Italians began to receive COVID-19 vaccines Sunday after the first batch of nearly 10,000 doses arrived. Italians hope that the massive vaccination campaign will soon bring an end to lockdowns and return them to their normal lives.
A 29-year-old nurse was the first to receive the vaccine at Rome’s Lazzaro Spallanzani National Institute for Infectious Diseases. Health workers at hospitals across the country were next.
The government’s plan is for health staff and workers and elderly residents in nursing homes to be the first in line. Those over 80 will follow, then 60- to 70-year-olds, and those who suffer from chronic illnesses.
Next will be the general population, starting with school staff, police forces and prison workers. With more than 50% of Italians now saying that they will get inoculated, and that number on the rise, the hope is that in nine months, Italy will reach herd immunity with 70% of the population vaccinated, a total of 42 million people.
The country's first allocated 9,750 doses of the Pfizer-BioNTech COVID-19 vaccine arrived at the Salvo D'Acquisto military base late on Christmas night. A van with the first batch of vaccines was escorted by police cars to the Spallanzani hospital in Rome.
Italian soldiers loaded other boxes of the vaccine onto military cargo planes for distribution all over the country. Five planes took off from the military base of Pratica di Mare, near Rome.
Domenico Arcuri, Italy’s special commissioner for the COVID-19 emergency, said that with the arrival of the first batch of the vaccine, Sunday would be a symbolic and emotional day.
Arcuri said the first doses arrived after a long night. He said Italians are seeing the first ray of light, but the road is still a long one before day arrives. It is important, he added, for this symbolic vaccination to begin and this campaign will continue over the next months to lead the country out of this emergency.
Italy is planning to set up pavilions in its artistic squares to dispense vaccines.
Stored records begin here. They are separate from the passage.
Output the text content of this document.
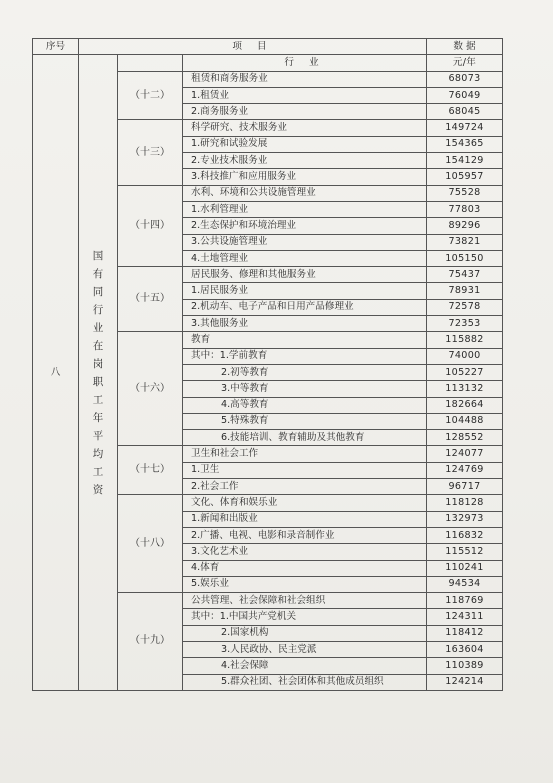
序号	项 目			数 据
八	国有同行业在岗职工年平均工资		行 业	元/年
		（十二）	租赁和商务服务业	68073
			1.租赁业	76049
			2.商务服务业	68045
		（十三）	科学研究、技术服务业	149724
			1.研究和试验发展	154365
			2.专业技术服务业	154129
			3.科技推广和应用服务业	105957
		（十四）	水利、环境和公共设施管理业	75528
			1.水利管理业	77803
			2.生态保护和环境治理业	89296
			3.公共设施管理业	73821
			4.土地管理业	105150
		（十五）	居民服务、修理和其他服务业	75437
			1.居民服务业	78931
			2.机动车、电子产品和日用产品修理业	72578
			3.其他服务业	72353
		（十六）	教育	115882
			其中：1.学前教育	74000
			2.初等教育	105227
			3.中等教育	113132
			4.高等教育	182664
			5.特殊教育	104488
			6.技能培训、教育辅助及其他教育	128552
		（十七）	卫生和社会工作	124077
			1.卫生	124769
			2.社会工作	96717
		（十八）	文化、体育和娱乐业	118128
			1.新闻和出版业	132973
			2.广播、电视、电影和录音制作业	116832
			3.文化艺术业	115512
			4.体育	110241
			5.娱乐业	94534
		（十九）	公共管理、社会保障和社会组织	118769
			其中：1.中国共产党机关	124311
			2.国家机构	118412
			3.人民政协、民主党派	163604
			4.社会保障	110389
			5.群众社团、社会团体和其他成员组织	124214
The primrose-shaped pavilions were designed by architect Stefano Boeri who said his team had picked the flower, which heralds the arrival of spring, as the symbol of the campaign, whose slogan is “Italy is reborn with a flower.”
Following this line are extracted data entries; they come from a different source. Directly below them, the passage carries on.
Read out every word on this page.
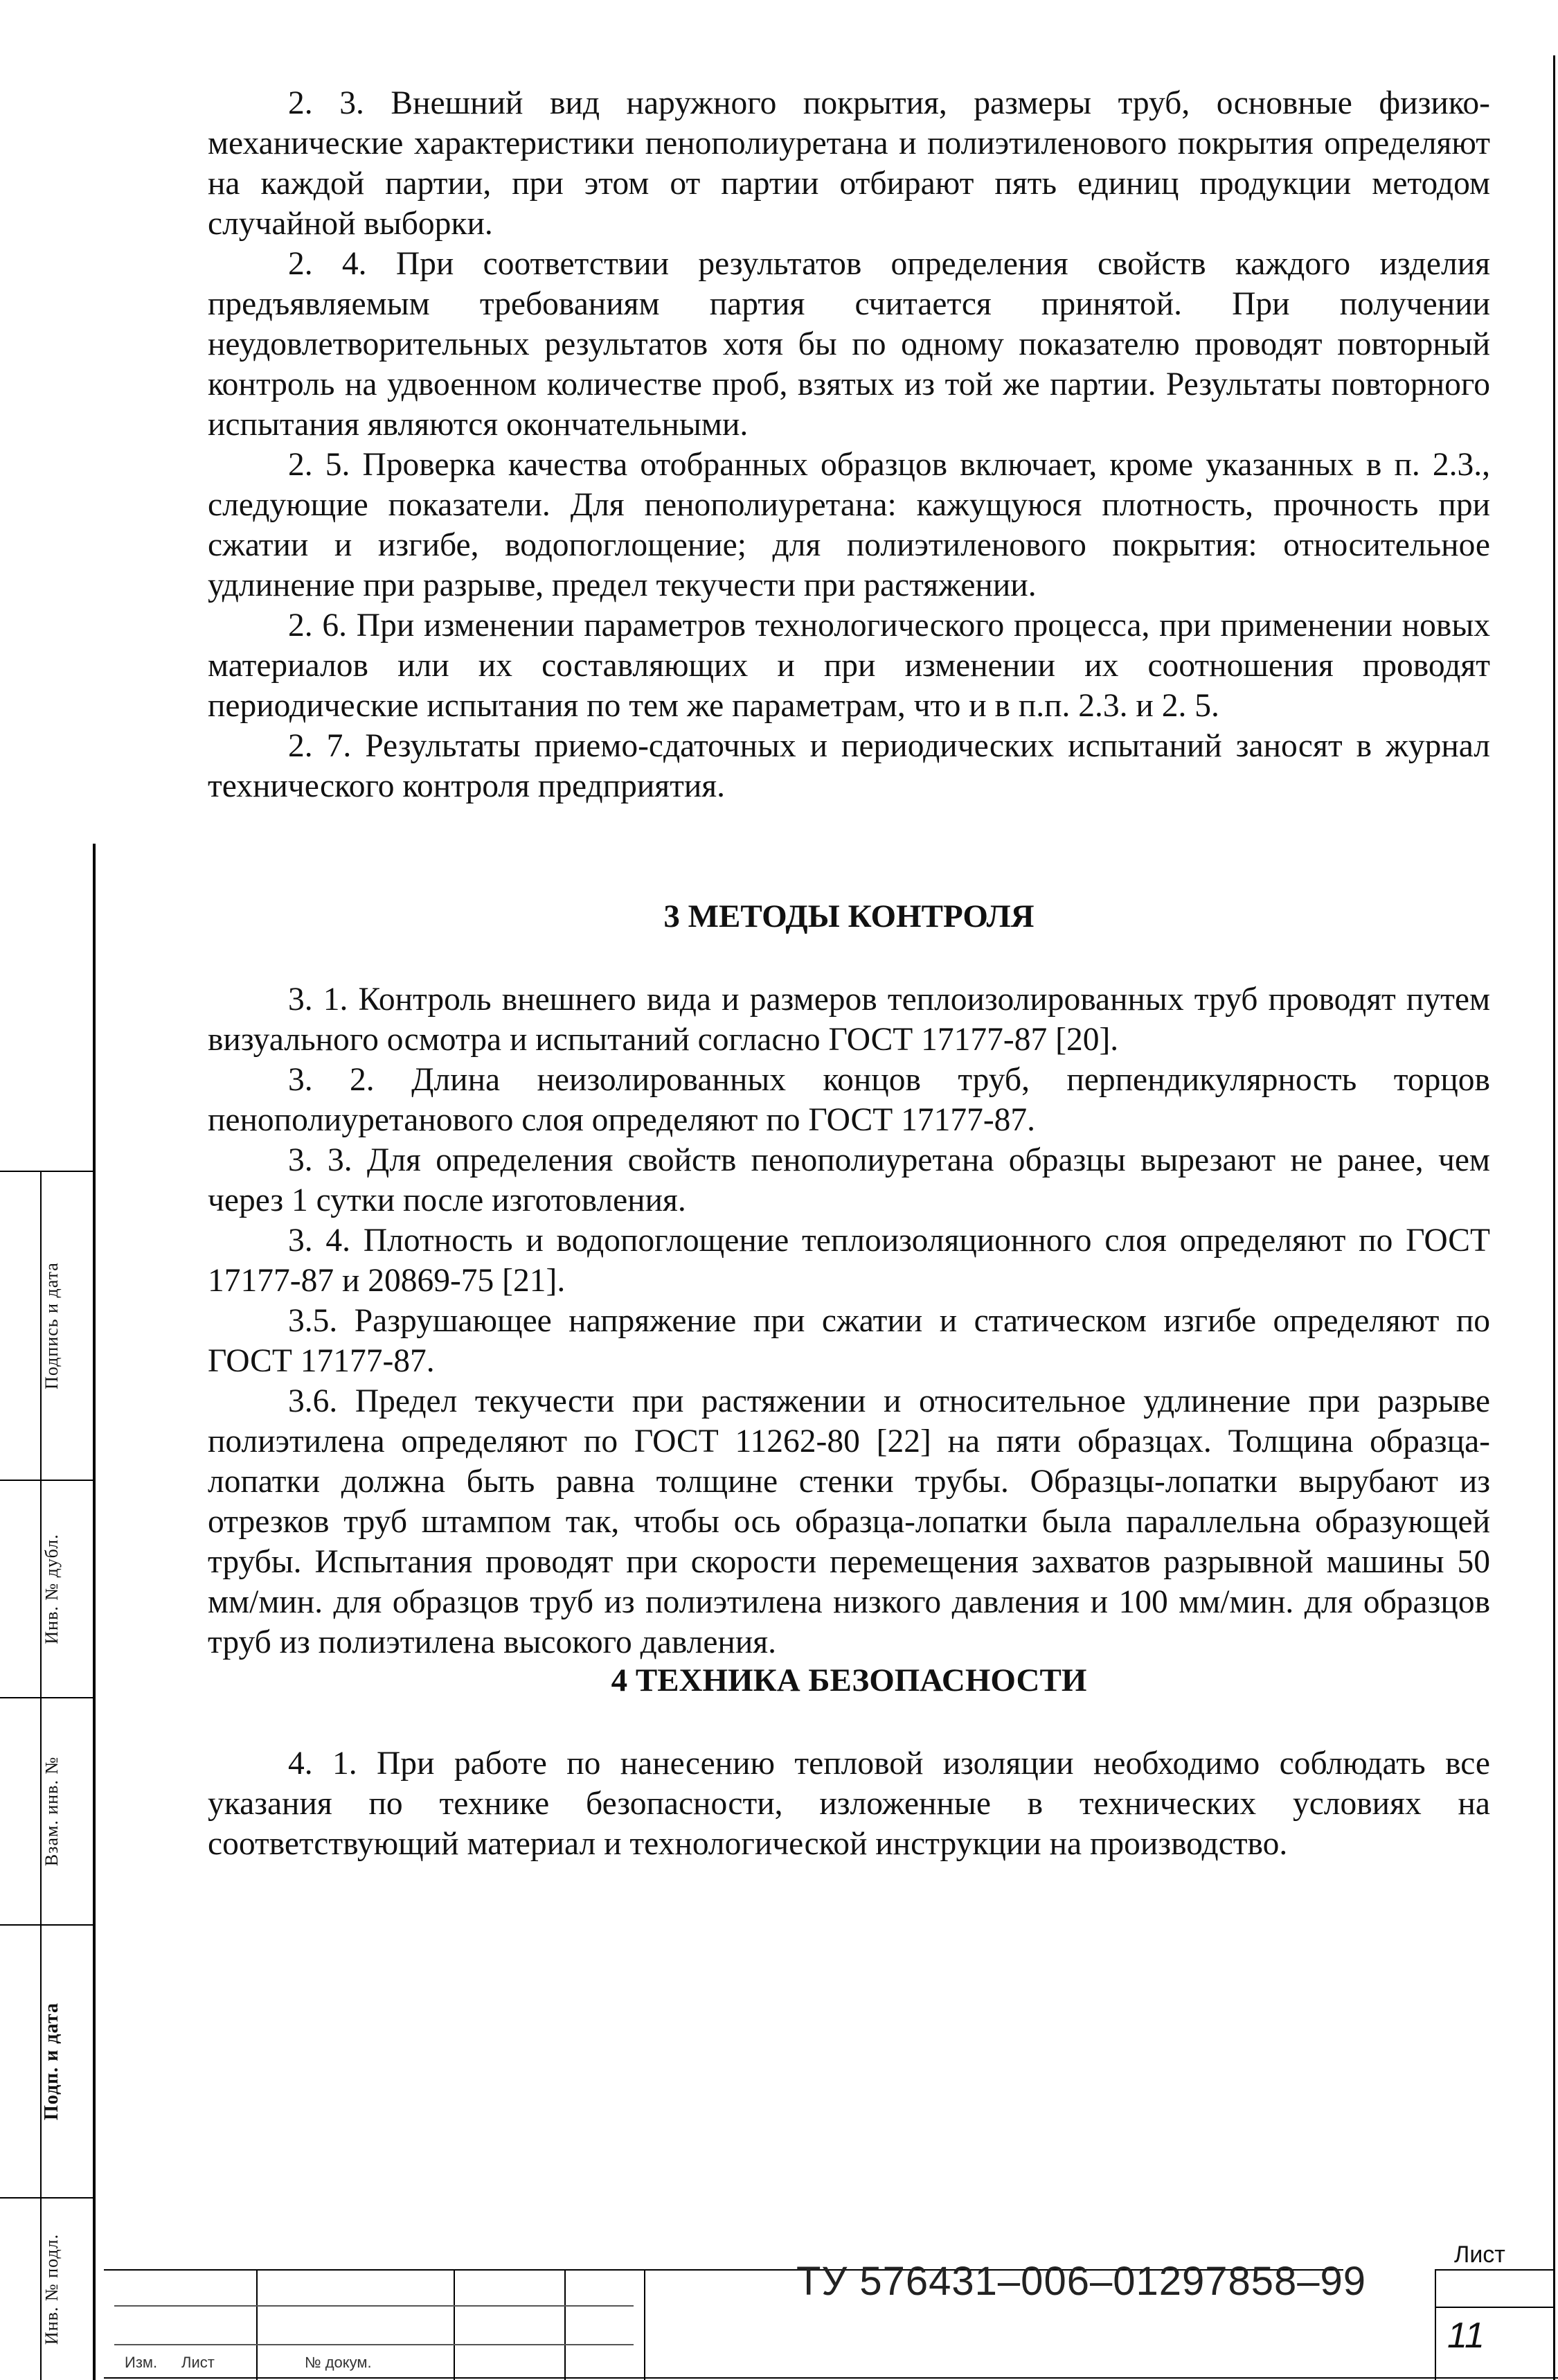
2. 3. Внешний вид наружного покрытия, размеры труб, основные физико-механические характеристики пенополиуретана и полиэтиленового покрытия определяют на каждой партии, при этом от партии отбирают пять единиц продукции методом случайной выборки.

2. 4. При соответствии результатов определения свойств каждого изделия предъявляемым требованиям партия считается принятой. При получении неудовлетворительных результатов хотя бы по одному показателю проводят повторный контроль на удвоенном количестве проб, взятых из той же партии. Результаты повторного испытания являются окончательными.

2. 5. Проверка качества отобранных образцов включает, кроме указанных в п. 2.3., следующие показатели. Для пенополиуретана: кажущуюся плотность, прочность при сжатии и изгибе, водопоглощение; для полиэтиленового покрытия: относительное удлинение при разрыве, предел текучести при растяжении.

2. 6. При изменении параметров технологического процесса, при применении новых материалов или их составляющих и при изменении их соотношения проводят периодические испытания по тем же параметрам, что и в п.п. 2.3. и 2. 5.

2. 7. Результаты приемо-сдаточных и периодических испытаний заносят в журнал технического контроля предприятия.

3 МЕТОДЫ КОНТРОЛЯ

3. 1. Контроль внешнего вида и размеров теплоизолированных труб проводят путем визуального осмотра и испытаний согласно ГОСТ 17177-87 [20].

3. 2. Длина неизолированных концов труб, перпендикулярность торцов пенополиуретанового слоя определяют по ГОСТ 17177-87.

3. 3. Для определения свойств пенополиуретана образцы вырезают не ранее, чем через 1 сутки после изготовления.

3. 4. Плотность и водопоглощение теплоизоляционного слоя определяют по ГОСТ 17177-87 и 20869-75 [21].

3.5. Разрушающее напряжение при сжатии и статическом изгибе определяют по ГОСТ 17177-87.

3.6. Предел текучести при растяжении и относительное удлинение при разрыве полиэтилена определяют по ГОСТ 11262-80 [22] на пяти образцах. Толщина образца-лопатки должна быть равна толщине стенки трубы. Образцы-лопатки вырубают из отрезков труб штампом так, чтобы ось образца-лопатки была параллельна образующей трубы. Испытания проводят при скорости перемещения захватов разрывной машины 50 мм/мин. для образцов труб из полиэтилена низкого давления и 100 мм/мин. для образцов труб из полиэтилена высокого давления.

4 ТЕХНИКА БЕЗОПАСНОСТИ

4. 1. При работе по нанесению тепловой изоляции необходимо соблюдать все указания по технике безопасности, изложенные в технических условиях на соответствующий материал и технологической инструкции на производство.

Подпись и дата
Инв. № дубл.
Взам. инв. №
Подп. и дата
Инв. № подл.	ТУ 576431–006–01297858–99
Лист
11
Изм. Лист	№ докум.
There will be around 300 distribution sites in Italy, rising to 1,500 once the vaccination campaign is at its peak.
Boeri, famous for designing Milan’s Vertical Forest skyscraper, said the pavilions would be powered with solar energy and built with recyclable materials such as timber and fabric. He did not charge for his work.
More than 71,000 people have died in Italy since the start of the outbreak in February.